22 November 2012
by James Hilton
Hilton was a mid-twentieth-century English writer of bestselling middlebrow tearjerkers, a bit like Nevil Shute. He is best known today for two books that became blockbuster movies: Goodbye, Mr. Chips, and Lost Horizon, which gave the world Shangri-La. His works are now out of copyright, and you can download them as Kindle files from various sites (thank you, Sharmini Masilamani!)
Random Harvest is a typical example of Hilton’s work. The hero, a reluctant but successful between-the-wars business magnate and politician, is haunted by missing memories: he has lost three whole years. The lacuna commences with his being wounded in a failed decoy operation during the First World War and ends with him coming to himself on a park bench in Liverpool moments after having been knocked down by a car. The book is about those lost years, and the hero’s hunt for them. It is told by his (male) private secretary, a man who knows all his employer’s secrets save for those the latter cannot recall himself. All is finally revealed, of course, and there is a completely unexpected – to me, at least – twist at the ending, put there to ensure that the reader will close the book more or less satisfied, no matter what has gone before.
This is a well-plotted, well-written, gentle novel. Readers who wish to be intellectually or politically challenged will find nothing to engage them here; indeed, the anodyne prose and precision-tuned plotting contain little that will excite or challenge anybody. That is neither its function nor its virtue; Random Harvest is a book written to help middle-aged, middle-class, politically moderate readers pass the time on trains, or fall asleep at night. At this it succeeds wonderfully, if at the expense of a tendency to drag – a tendency that grows rather pronounced at times.
Writers like Hilton and Shute appealed mainly to the middle-class, more or less conservative English reader of their day. A large part of that appeal lay in their ability to evoke and champion a stable, well-ordered Anglocentric world that was crumbling even then; they offered (false) assurance that England would always endure, that the sons of the shires would ever, as in Housman’s poem, get them the sons their fathers got that God might save the Queen, and that there would be honey still for tea until the end of time. They chronicled the long afterglow of Victorian England, and their appeal was nostalgic even in their heyday; it is doubly so now, if only to the dwindling band for whom such things ever had an appeal in the first place.

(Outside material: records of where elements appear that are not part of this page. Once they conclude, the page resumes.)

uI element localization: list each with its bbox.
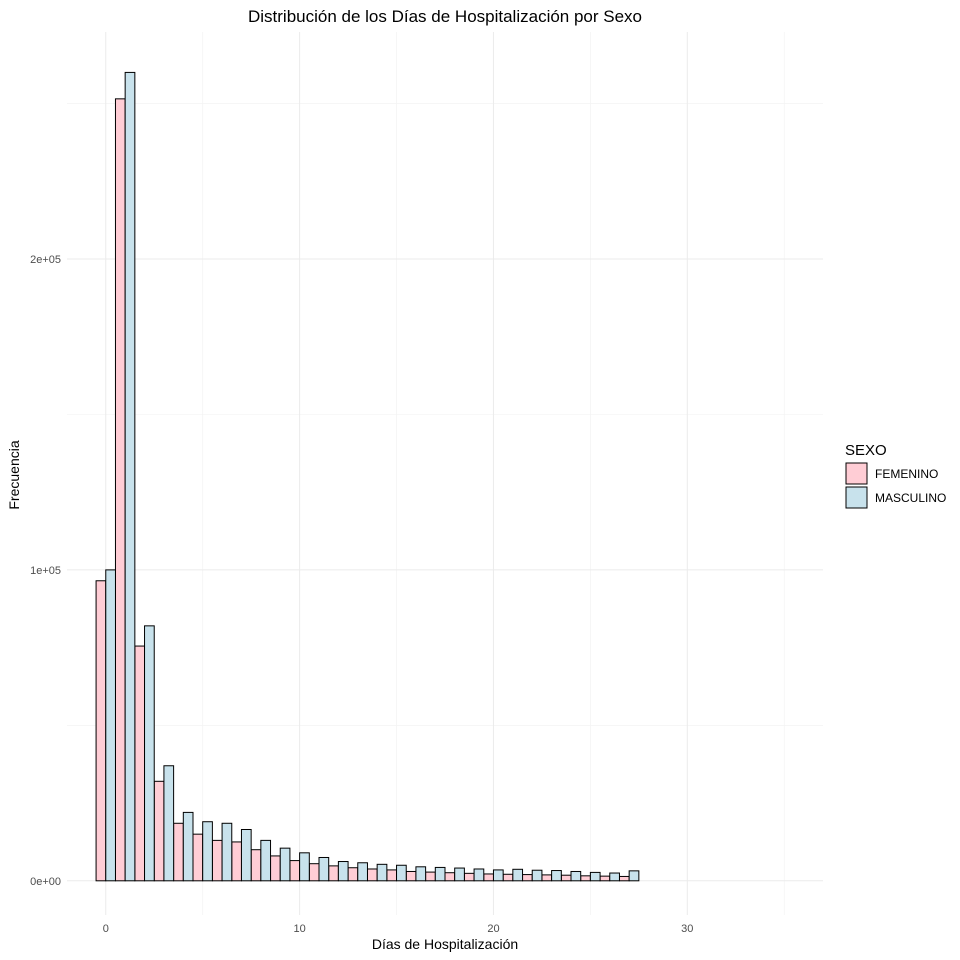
bar-masculino-14 — [376, 863, 388, 882]
bar-masculino-5 — [202, 821, 213, 882]
bar-femenino-4 — [173, 822, 184, 882]
ticks: 0 10 20 30 0e+00 1e+05 2e+05 — [30, 254, 693, 935]
bars — [95, 71, 640, 882]
bar-femenino-18 — [444, 872, 456, 882]
bar-masculino-4 — [182, 811, 194, 882]
bar-masculino-12 — [337, 861, 349, 882]
bar-masculino-7 — [240, 828, 252, 882]
bar-masculino-6 — [221, 822, 233, 882]
legend-label-masculino: MASCULINO — [875, 491, 946, 505]
bar-masculino-22 — [531, 869, 543, 882]
bar-masculino-17 — [434, 866, 446, 882]
bar-masculino-21 — [512, 868, 524, 882]
bar-masculino-8 — [260, 839, 272, 882]
x-tick-label: 0 — [103, 923, 109, 935]
bar-masculino-20 — [492, 869, 504, 882]
legend-key-masculino — [845, 486, 868, 509]
bar-masculino-18 — [454, 867, 465, 882]
y-axis-title: Frecuencia — [6, 440, 22, 509]
bar-femenino-10 — [289, 860, 301, 882]
bar-femenino-27 — [618, 875, 630, 882]
x-axis-title: Días de Hospitalización — [372, 936, 518, 952]
bar-femenino-24 — [560, 874, 572, 882]
bar-femenino-26 — [599, 875, 611, 882]
bar-masculino-23 — [551, 870, 562, 882]
bar-masculino-9 — [279, 847, 291, 882]
bar-femenino-15 — [386, 869, 398, 882]
bar-femenino-11 — [308, 863, 320, 882]
y-tick-label: 1e+05 — [30, 565, 61, 577]
bar-masculino-2 — [144, 625, 155, 882]
bar-femenino-16 — [405, 870, 417, 882]
bar-masculino-15 — [396, 864, 407, 882]
bar-masculino-11 — [318, 856, 330, 882]
legend-label-femenino: FEMENINO — [875, 467, 938, 481]
x-tick-label: 10 — [293, 923, 305, 935]
bar-masculino-19 — [473, 868, 485, 882]
bar-femenino-12 — [328, 865, 339, 882]
bar-femenino-21 — [502, 873, 514, 882]
legend: SEXO FEMENINO MASCULINO — [845, 442, 946, 509]
bar-femenino-2 — [134, 645, 146, 882]
bar-masculino-26 — [609, 872, 620, 882]
y-tick-label: 2e+05 — [30, 254, 61, 266]
bar-femenino-9 — [270, 855, 281, 882]
bar-masculino-24 — [570, 870, 582, 882]
bar-femenino-8 — [250, 849, 262, 882]
chart-title: Distribución de los Días de Hospitalizac… — [248, 7, 642, 26]
bar-masculino-13 — [357, 862, 368, 882]
bar-femenino-13 — [347, 867, 359, 882]
y-tick-label: 0e+00 — [30, 876, 61, 888]
bar-femenino-7 — [231, 841, 242, 882]
x-tick-label: 30 — [681, 923, 693, 935]
bar-masculino-1 — [124, 71, 136, 882]
x-tick-label: 20 — [487, 923, 499, 935]
bar-femenino-25 — [580, 875, 591, 882]
bar-femenino-23 — [541, 874, 553, 882]
bar-femenino-6 — [211, 839, 223, 882]
legend-title: SEXO — [845, 442, 887, 459]
bar-masculino-25 — [589, 871, 601, 882]
bar-masculino-10 — [299, 852, 310, 882]
bar-femenino-5 — [192, 833, 204, 882]
legend-key-femenino — [845, 462, 868, 485]
bar-femenino-3 — [153, 780, 165, 882]
bar-femenino-17 — [425, 871, 436, 882]
grid — [67, 32, 823, 915]
bar-femenino-14 — [366, 868, 378, 882]
bar-femenino-0 — [95, 580, 107, 882]
bar-femenino-1 — [114, 98, 126, 882]
bar-femenino-20 — [483, 873, 494, 882]
bar-masculino-16 — [415, 866, 427, 882]
bar-femenino-22 — [522, 874, 533, 882]
bar-masculino-3 — [163, 765, 175, 882]
bar-femenino-19 — [463, 872, 475, 882]
bar-masculino-27 — [628, 870, 640, 882]
bar-masculino-0 — [105, 569, 116, 882]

This is not, for instance, a book that will appeal to Americans; the sort of comic, exaggerated P.G. Wodehouse caricature of Englishness they love so much is not in evidence here. Some elderly Canadians (fans of Robertson Davies in his lighter moments, perhaps) will enjoy it; and wherever nostalgia for the days when Britain ordered and set standards for the world still persist – for example, in former British colonies now reverting pell-mell to barbarism – a few ageing readers will rediscover a seduction here to which it does no harm, now and again, to yield.